Additionally, the biomarkers for LFTs were determined for levels of alanine transaminase (ALT) and alkaline phosphatase (ALP) in the sera using commercial diagnostic kits (Giesse diagnostics, Guidonia, Rome, Italy) to foresee hepatic protection.

4.12.5. Histopathological Examination

For histological examination, the removed livers were fixed in 10% neutral-buffered formaldehyde (NBF) solution. After fixation, the tissue sections were embedded in a paraffin block, segmented at 5 μm, and stained with hematoxylin and eosin (H&E). The microscopic images were captured via Capta Vision software (ACCU-SCOPE 3000, Commack, NY, USA) for the examination of any pathological changes and/or improvement in the individual liver as a result of HFD and/or formulations.

4.12.6. Statistical Analysis

All data obtained from the six rats were expressed as the mean ± standard deviation of the mean. One-way-AVOVA and two way-ANOVA, followed by post-hoc Tuckey test, were performed for the pairwise comparison of columns using Graphpad prism software ver. 5.01 (Graphpad Software, San Diego, CA, USA). Any differences among the groups were considered statistically significant at p values less than 0.05.

4.13. In Vitro Cell Viability Assay

The in vitro cytotoxicity was assessed by employing an MTT assay using human liver cell line.

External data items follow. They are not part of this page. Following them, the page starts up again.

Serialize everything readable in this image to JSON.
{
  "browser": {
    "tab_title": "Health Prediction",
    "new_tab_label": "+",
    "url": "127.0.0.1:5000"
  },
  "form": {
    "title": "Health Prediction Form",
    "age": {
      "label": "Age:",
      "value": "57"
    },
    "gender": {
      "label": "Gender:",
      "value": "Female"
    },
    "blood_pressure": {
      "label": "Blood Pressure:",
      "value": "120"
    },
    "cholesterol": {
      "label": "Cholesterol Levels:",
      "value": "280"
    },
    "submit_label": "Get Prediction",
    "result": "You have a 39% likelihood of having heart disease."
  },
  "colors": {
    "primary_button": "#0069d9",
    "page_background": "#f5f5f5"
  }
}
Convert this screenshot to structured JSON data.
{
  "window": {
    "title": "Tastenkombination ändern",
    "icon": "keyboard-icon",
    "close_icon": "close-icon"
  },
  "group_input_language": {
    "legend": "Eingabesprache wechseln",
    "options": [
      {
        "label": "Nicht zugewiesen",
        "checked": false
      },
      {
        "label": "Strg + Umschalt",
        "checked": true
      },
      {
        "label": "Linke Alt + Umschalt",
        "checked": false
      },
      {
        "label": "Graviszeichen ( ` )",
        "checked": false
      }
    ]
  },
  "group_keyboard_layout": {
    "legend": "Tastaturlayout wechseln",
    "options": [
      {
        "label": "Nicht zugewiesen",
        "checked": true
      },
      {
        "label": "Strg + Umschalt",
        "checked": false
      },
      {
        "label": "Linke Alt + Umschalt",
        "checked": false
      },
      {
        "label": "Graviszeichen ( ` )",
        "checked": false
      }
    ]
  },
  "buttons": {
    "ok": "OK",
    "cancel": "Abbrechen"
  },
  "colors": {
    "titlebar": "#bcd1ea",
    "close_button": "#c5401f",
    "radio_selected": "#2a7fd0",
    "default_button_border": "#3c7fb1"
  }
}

The Hep G2 cell line was seeded in 96-well plates and incubated at 37 °C for 48 h before treatment with samples. Then, the prepared cells were incubated with pure RoC suspension, and RSE-5 at 37 °C for 48 h with conservation of 5% CO₂ and 95% fresh air during the whole period. Afterwards, 10 µL of MTT (5 mg/mL stock) solution was added in each well and incubated for next 4 h at 37 °C. The media were aspirated, followed by the addition of DMSO (150 µL) to solubilize the formazan crystals. Finally, the absorbance was measured at 490 nm using an ELIZA plate reader (Type 357, Thermo Fisher Scientific, Shanghai, China), and cell viability was calculated [62] using the following equation:

$$\mathrm{Percentage}\mathrm{cell}\mathrm{viability}=\frac{\mathrm{Absorbance}\mathrm{of}\mathrm{treated}\mathrm{cell}}{\mathrm{Absorbance}\mathrm{of}\mathrm{control}\mathrm{cell}}\times 100$$

5. Conclusions

In this study, we successfully prepared SDs of RoC using the CG and SE method. SE showed more promising results than CG in RoC-based SDs. The most satisfactory results were presented by RSE-2 for enhanced solubility with an asymmetrical surface. The in vitro release profiles indicated an immediate release of RoC from the SDs. Our findings present an enhanced vision of pharmacodynamics studies and prove the ameliorative effect of RSE-2 in dyslipidemia, in contrast to the pure drug. Thus, it is concluded that the prepared EPO-based SD is not only safe for the human hep G₂ cell line, but also has the potential to improve the solubility of the hydrophobic drug (RoC) and the existence of the associated anti-hyperlipidemic effect.